After the 2nd world war Japanese economy gradually started to achieve high growth and prosperity. Though the strict regulation for new entrants to play in their domestic economy, Japanese’ companies gladly found a world with almost no entry barriers. Consumers all over the world enjoyed driving Toyota cars and watching TV in Sony apparels, while the surplus of liquidity was applied in the most exquisite real estate: beaches in Mata Atlântica, palaces in Loire or Villas in Italy, not to mention that Los Angeles financial centre or the Kona coast in Hawaii is almost entirely Japanese. For sure it was a W. Edwards Deming advice.
 TokioBut with the 90’s came a sudden down turn and the economy suffered like hell, but an ambitious country would not be held down for long – now the sushi is back! Companies cut out in bureaucracy, became more agile and atomized thus improving their decision making process. Younger and more creative management have speeded up organizations and a stronger appetite for risk was a way to new vibrant projects. Above all, Japanese companies are more mature today due to years of turnaround implementation to cope with the endless crisis of the former decade. They successfully rebuilt their balance sheets and accumulated a cash pile. Nowadays history repeats itself and they are coming for an expansion second round.

Just consider some huge moves into the global financial industry:

• On September 22nd Mitsubishi Financial Group – MUFG –  Japan’s most powerful player in the financial industry, decided to pay ¥900Bi (=$8,4Bi) for approximately 20% of Morgan Stanley
• In August MUFG had already bought 35% for the San Francisco based bank UnionBancal, for $3,5Bi
• Nomura, Japan biggest broker, acquired Lehman Brothers’ Asian-Pacific operations for $225Bi and Lehman Brothers’ European and Middle Eastern equities and investment bank operations for a total sum of $5,7Bi a – but not Lehman Brothers’ collapsed trading assets nor liabilities. Mr. Watanabe, Nomura’s new CEO (only 55 years old) is now leading more than 5.500 people worldwide
• Sumitomo Mitsui Financial Group – SMFG – invested $1Bi in Barclays and considered injecting cash in Goldman Sachs before Berkshire Hathaway, by the hands of Mr. Buffet, agreed to buy $5Bi of GS shares to reinforce their capital
• Mizuho, another Japanese big bank, agreed to invest $1Bi in Merrill Lynch and the buzz signals more is still to come
• Et cetera

Let’s look at Japanese strategy caveats:

1. Lack of M&A experience. Although these institutional giants have built sound organic growth at home, the lack of mergers and acquisitions on their track record may be a con
2. Two opposite cultures. In the west investment bankers and strategy consultants think of themselves as stars hired to be aggressive and individual.

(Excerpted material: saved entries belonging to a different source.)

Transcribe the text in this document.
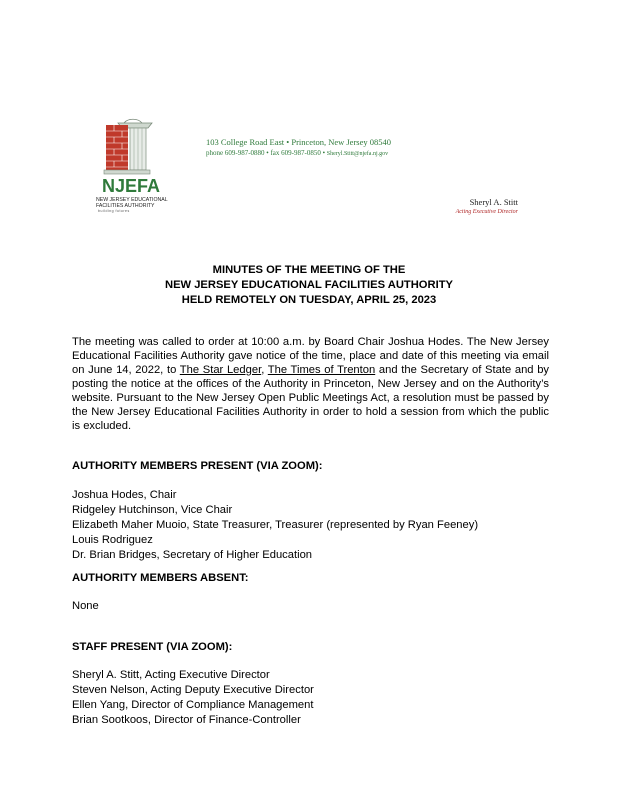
NJEFA
NEW JERSEY EDUCATIONAL FACILITIES AUTHORITY
building futures
103 College Road East • Princeton, New Jersey 08540
phone 609-987-0880 • fax 609-987-0850 • Sheryl.Stitt@njefa.nj.gov
Sheryl A. Stitt
Acting Executive Director
MINUTES OF THE MEETING OF THE
NEW JERSEY EDUCATIONAL FACILITIES AUTHORITY
HELD REMOTELY ON TUESDAY, APRIL 25, 2023
The meeting was called to order at 10:00 a.m. by Board Chair Joshua Hodes. The New Jersey Educational Facilities Authority gave notice of the time, place and date of this meeting via email on June 14, 2022, to The Star Ledger, The Times of Trenton and the Secretary of State and by posting the notice at the offices of the Authority in Princeton, New Jersey and on the Authority’s website. Pursuant to the New Jersey Open Public Meetings Act, a resolution must be passed by the New Jersey Educational Facilities Authority in order to hold a session from which the public is excluded.
AUTHORITY MEMBERS PRESENT (VIA ZOOM):
Joshua Hodes, Chair
Ridgeley Hutchinson, Vice Chair
Elizabeth Maher Muoio, State Treasurer, Treasurer (represented by Ryan Feeney)
Louis Rodriguez
Dr. Brian Bridges, Secretary of Higher Education
AUTHORITY MEMBERS ABSENT:
None
STAFF PRESENT (VIA ZOOM):
Sheryl A. Stitt, Acting Executive Director
Steven Nelson, Acting Deputy Executive Director
Ellen Yang, Director of Compliance Management
Brian Sootkoos, Director of Finance-Controller
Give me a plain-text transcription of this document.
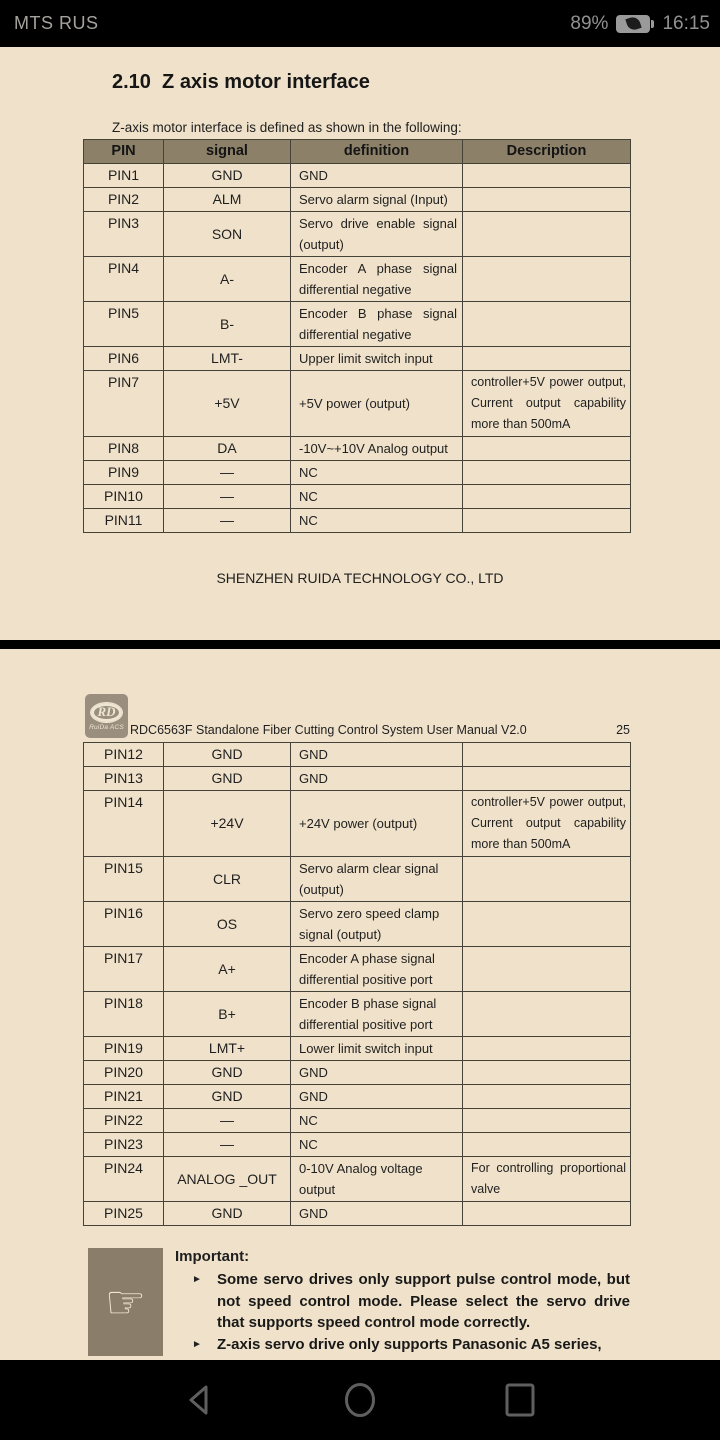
MTS RUS	89%	16:15
2.10  Z axis motor interface
Z-axis motor interface is defined as shown in the following:
PIN	signal	definition	Description
PIN1	GND	GND	
PIN2	ALM	Servo alarm signal (Input)	
PIN3	SON	Servo drive enable signal (output)	
PIN4	A-	Encoder A phase signal differential negative	
PIN5	B-	Encoder B phase signal differential negative	
PIN6	LMT-	Upper limit switch input	
PIN7	+5V	+5V power (output)	controller+5V power output, Current output capability more than 500mA
PIN8	DA	-10V~+10V Analog output	
PIN9	—	NC	
PIN10	—	NC	
PIN11	—	NC	
SHENZHEN RUIDA TECHNOLOGY CO., LTD
RD
RuiDa ACS RDC6563F Standalone Fiber Cutting Control System User Manual V2.0	25
PIN12	GND	GND	
PIN13	GND	GND	
PIN14	+24V	+24V power (output)	controller+5V power output, Current output capability more than 500mA
PIN15	CLR	Servo alarm clear signal (output)	
PIN16	OS	Servo zero speed clamp signal (output)	
PIN17	A+	Encoder A phase signal differential positive port	
PIN18	B+	Encoder B phase signal differential positive port	
PIN19	LMT+	Lower limit switch input	
PIN20	GND	GND	
PIN21	GND	GND	
PIN22	—	NC	
PIN23	—	NC	
PIN24	ANALOG _OUT	0-10V Analog voltage output	For controlling proportional valve
PIN25	GND	GND	
☞
Important:
► Some servo drives only support pulse control mode, but not speed control mode. Please select the servo drive that supports speed control mode correctly.
► Z-axis servo drive only supports Panasonic A5 series,
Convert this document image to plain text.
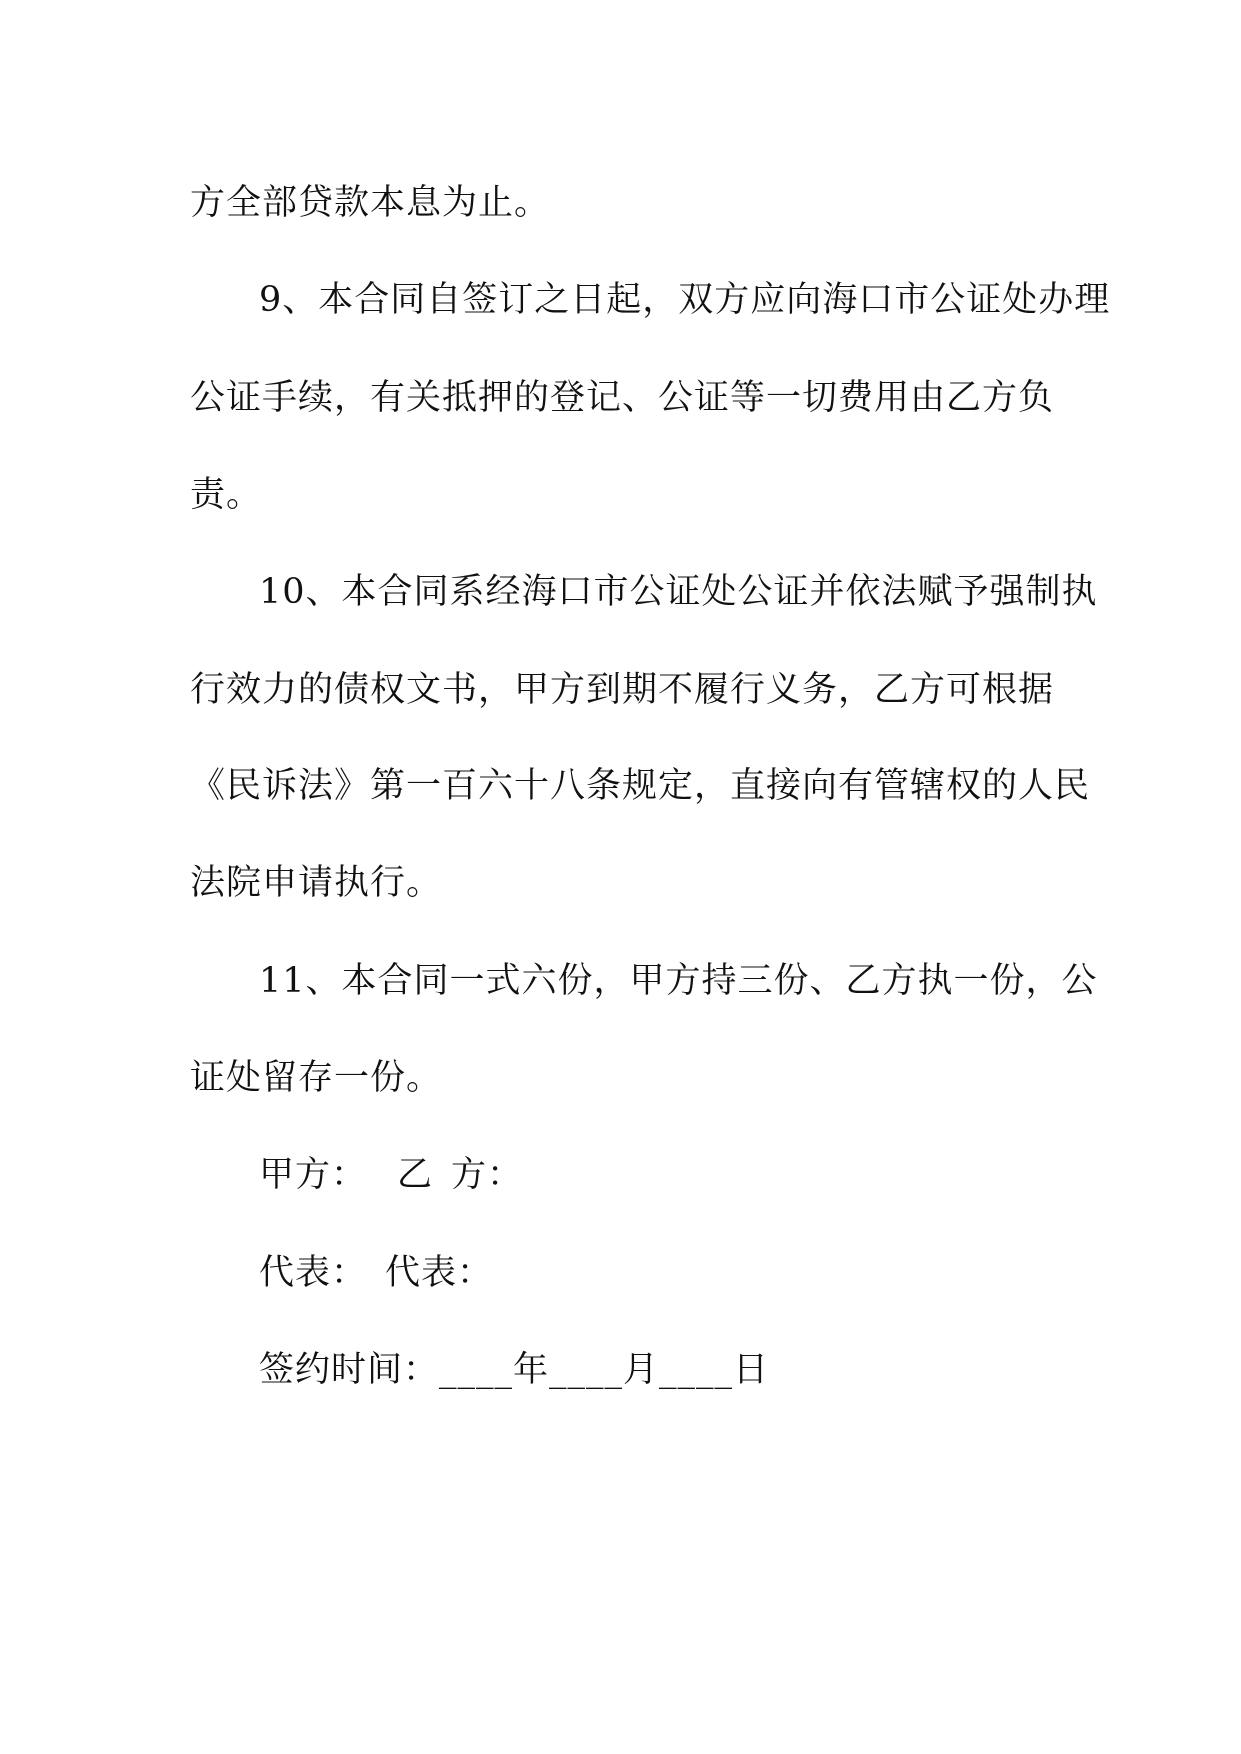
方全部贷款本息为止。
9、本合同自签订之日起，双方应向海口市公证处办理
公证手续，有关抵押的登记、公证等一切费用由乙方负
责。
10、本合同系经海口市公证处公证并依法赋予强制执
行效力的债权文书，甲方到期不履行义务，乙方可根据
《民诉法》第一百六十八条规定，直接向有管辖权的人民
法院申请执行。
11、本合同一式六份，甲方持三份、乙方执一份，公
证处留存一份。
甲方： 乙 方：
代表： 代表：
签约时间：____年____月____日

There is less value in seniority and fear of job hopping because the system is all based in merit and pay check correlation. Conversely, Japanese hierarchy prizes loyalty in times of crisis, the structure is more egalitarian and there’s a narrower space for intra team competition. In the banking industry people (after money) are the most important asset. So there will be a challenge: integrate cultures at a risk or separate them thus creating huge inefficiencies in joint operations
3. Strategic valuation. In the 80’s Japanese expansion strategy bought American banks at inflated prices and sold them years after at a loss. But the industry was booming. Now the deal looks really cheap. But the financial industry is in crisis: it’s almost impossible to predict future streams of cash flows since profits will be small for years. Further regulation will influence projects’ acceptance rate, and leverage will be a forbidden word. Moreover, it might happen an overall recession in clients’ industries
4. Systems integration. Migrating systems, integrating operations, finding a common language and hierarchy reporting lines will come at a huge cost of IT and operations consulting. IT and operations consulting companies will be waiting for you

Anyhow, the momentum is for Japanese banks to expand. An ageing population and discrete GDP’s growth rate signals the financial industry that no big prospects are coming their way. With an aggregated cash pile of $600Bi, Japanese banks have the opportunity to reshape the industry and benefit from high return projects that appear in recession – when no one else has money. Therefore, the way is to become global. They know it and are acting accordingly.

And they are aware of their highest skill: the ability to overcome long periods of crisis and win the game. The most interesting aspect is that once more they are moving at a strong pace acquiring American and European flagships. Yet, it’s so hard to believe how tough it can be for a foreigner company to settle in their own territory.